Uitspraak
5.Het verdere verloop van de procedure
- het tussenarrest van 24 februari 2015;
- de akte van 12 mei 2015 van [appellant];
- de antwoordakte van 26 mei 2015 van Elmefa.
Gerechtshof 's-Hertogenbosch
In deze zaak gaat het om een kort geding tussen een werknemer, [appellant], en zijn werkgever, Elmefa Bedrijven B.V., naar aanleiding van geschillen over de doorbetaling van loon en ziekengeld na de beëindiging van de arbeidsovereenkomst. De werknemer heeft in hoger beroep beroep gedaan op voorlopige voorzieningen, terwijl er een bodemprocedure aanhangig was waarin op 19 december 2014 een vonnis was gewezen. Het Gerechtshof 's-Hertogenbosch heeft in een tussenarrest van 24 februari 2015 de appellant in de gelegenheid gesteld om te reageren op de stelling van de werkgever dat het belang van de werknemer bij de gevorderde voorlopige voorzieningen was komen te ontvallen door het bodemvonnis.
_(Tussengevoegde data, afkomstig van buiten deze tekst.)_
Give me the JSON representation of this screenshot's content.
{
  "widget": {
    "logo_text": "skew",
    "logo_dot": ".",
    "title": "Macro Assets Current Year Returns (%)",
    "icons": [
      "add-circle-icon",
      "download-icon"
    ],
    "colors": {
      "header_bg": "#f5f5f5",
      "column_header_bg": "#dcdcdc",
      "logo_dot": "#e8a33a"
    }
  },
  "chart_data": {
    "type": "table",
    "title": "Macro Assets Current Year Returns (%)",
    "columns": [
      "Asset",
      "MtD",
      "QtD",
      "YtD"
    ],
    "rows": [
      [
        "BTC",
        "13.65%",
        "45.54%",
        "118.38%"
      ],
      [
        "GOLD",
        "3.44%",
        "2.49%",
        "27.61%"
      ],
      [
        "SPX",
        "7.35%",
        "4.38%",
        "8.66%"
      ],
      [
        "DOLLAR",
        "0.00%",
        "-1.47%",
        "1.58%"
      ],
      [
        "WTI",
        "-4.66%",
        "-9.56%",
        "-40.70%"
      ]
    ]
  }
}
De appellant heeft betoogd dat hij nog steeds belang heeft bij de vorderingen in kort geding, omdat de grief die hij heeft ingediend, doel treft en het bestreden vonnis in zoverre dient te worden vernietigd. Het hof heeft geoordeeld dat de appellant inderdaad belang heeft bij de vernietiging van het bestreden vonnis, omdat de grief niet wordt bestreken door het bodemvonnis. Het hof heeft vastgesteld dat de loonvordering over de periode van 2 april 2014 tot en met 28 mei 2014 is afgewezen door de bodemrechter, maar dat de appellant recht heeft op loon tijdens ziekte over de periode van 29 mei 2014 tot en met 30 juni 2014.
Het hof heeft de vordering van de appellant met betrekking tot het ziekengeld over twee dagen toegewezen, en Elmefa veroordeeld tot betaling van € 135,99 bruto. De overige vorderingen van de appellant zijn afgewezen, en het hof heeft de proceskosten gecompenseerd. De uitspraak is gedaan op 21 juli 2015.